Annual aromatic herb, perennial in warm climates. Its leaves are used in cooking both fresh and dried.
This basil variety, also known as Genovese basil, has dark green, ovate, silky-textured leaves that are large, long, and wide. The aromatic flowers are white or pink and arranged in spikes.
Basil seeds generally germinate quickly. Sow them directly in seed trays or individual pots. Optionally, soak the seeds in lukewarm water for a few hours to speed up hydration.
Use a suitable seed-starting substrate, scatter the seeds on the surface, and cover with a thin layer about the thickness of the seed. Mist the substrate with water and keep the surface consistently moist.
Place the containers in a location around 20 °C, or outdoors if winter frosts have passed. Avoid direct sunlight until the seedlings have at least a pair of true leaves (those that appear after the cotyledons), but ensure they receive plenty of light.
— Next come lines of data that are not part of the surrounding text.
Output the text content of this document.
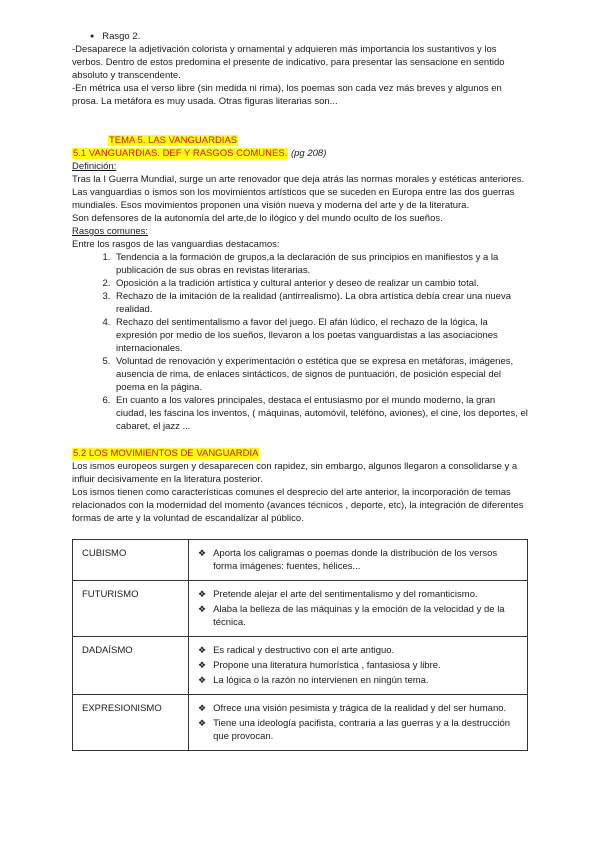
● Rasgo 2.

-Desaparece la adjetivación colorista y ornamental y adquieren más importancia los sustantivos y los verbos. Dentro de estos predomina el presente de indicativo, para presentar las sensacione en sentido absoluto y transcendente.

-En métrica usa el verso libre (sin medida ni rima), los poemas son cada vez más breves y algunos en prosa. La metáfora es muy usada. Otras figuras literarias son...

TEMA 5. LAS VANGUARDIAS
5.1 VANGUARDIAS. DEF Y RASGOS COMUNES. (pg 208)
Definición:

Tras la I Guerra Mundial, surge un arte renovador que deja atrás las normas morales y estéticas anteriores.

Las vanguardias o ismos son los movimientos artísticos que se suceden en Europa entre las dos guerras mundiales. Esos movimientos proponen una visión nueva y moderna del arte y de la literatura.

Son defensores de la autonomía del arte,de lo ilógico y del mundo oculto de los sueños.

Rasgos comunes:

Entre los rasgos de las vanguardias destacamos:

1. Tendencia a la formación de grupos,a la declaración de sus principios en manifiestos y a la publicación de sus obras en revistas literarias.
2. Oposición a la tradición artística y cultural anterior y deseo de realizar un cambio total.
3. Rechazo de la imitación de la realidad (antirrealismo). La obra artística debía crear una nueva realidad.
4. Rechazo del sentimentalismo a favor del juego. El afán lúdico, el rechazo de la lógica, la expresión por medio de los sueños, llevaron a los poetas vanguardistas a las asociaciones internacionales.
5. Voluntad de renovación y experimentación o estética que se expresa en metáforas, imágenes, ausencia de rima, de enlaces sintácticos, de signos de puntuación, de posición especial del poema en la página.
6. En cuanto a los valores principales, destaca el entusiasmo por el mundo moderno, la gran ciudad, les fascina los inventos, ( máquinas, automóvil, teléfóno, aviones), el cine, los deportes, el cabaret, el jazz ...
5.2 LOS MOVIMIENTOS DE VANGUARDIA

Los ismos europeos surgen y desaparecen con rapidez, sin embargo, algunos llegaron a consolidarse y a influir decisivamente en la literatura posterior.

Los ismos tienen como características comunes el desprecio del arte anterior, la incorporación de temas relacionados con la modernidad del momento (avances técnicos , deporte, etc), la integración de diferentes formas de arte y la voluntad de escandalizar al público.

CUBISMO	❖ Aporta los caligramas o poemas donde la distribución de los versos forma imágenes: fuentes, hélices...

FUTURISMO	❖ Pretende alejar el arte del sentimentalismo y del romanticismo.
❖ Alaba la belleza de las máquinas y la emoción de la velocidad y de la técnica.

DADAÍSMO	❖ Es radical y destructivo con el arte antiguo.
❖ Propone una literatura humorística , fantasiosa y libre.
❖ La lógica o la razón no intervienen en ningún tema.

EXPRESIONISMO	❖ Ofrece una visión pesimista y trágica de la realidad y del ser humano.
❖ Tiene una ideología pacifista, contraria a las guerras y a la destrucción que provocan.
A clear plastic film can help maintain temperature and humidity and protect against pests; however, it must be ventilated daily to prevent fungal growth. Transplant seedlings into individual pots when they are large enough to handle.
If planting outdoors, protect young plants. Basil is a good companion for tomatoes, but not for rue or sage. It helps reduce insect pest problems for other garden plants. The composition of basil essential oil varies depending on the region where it is grown.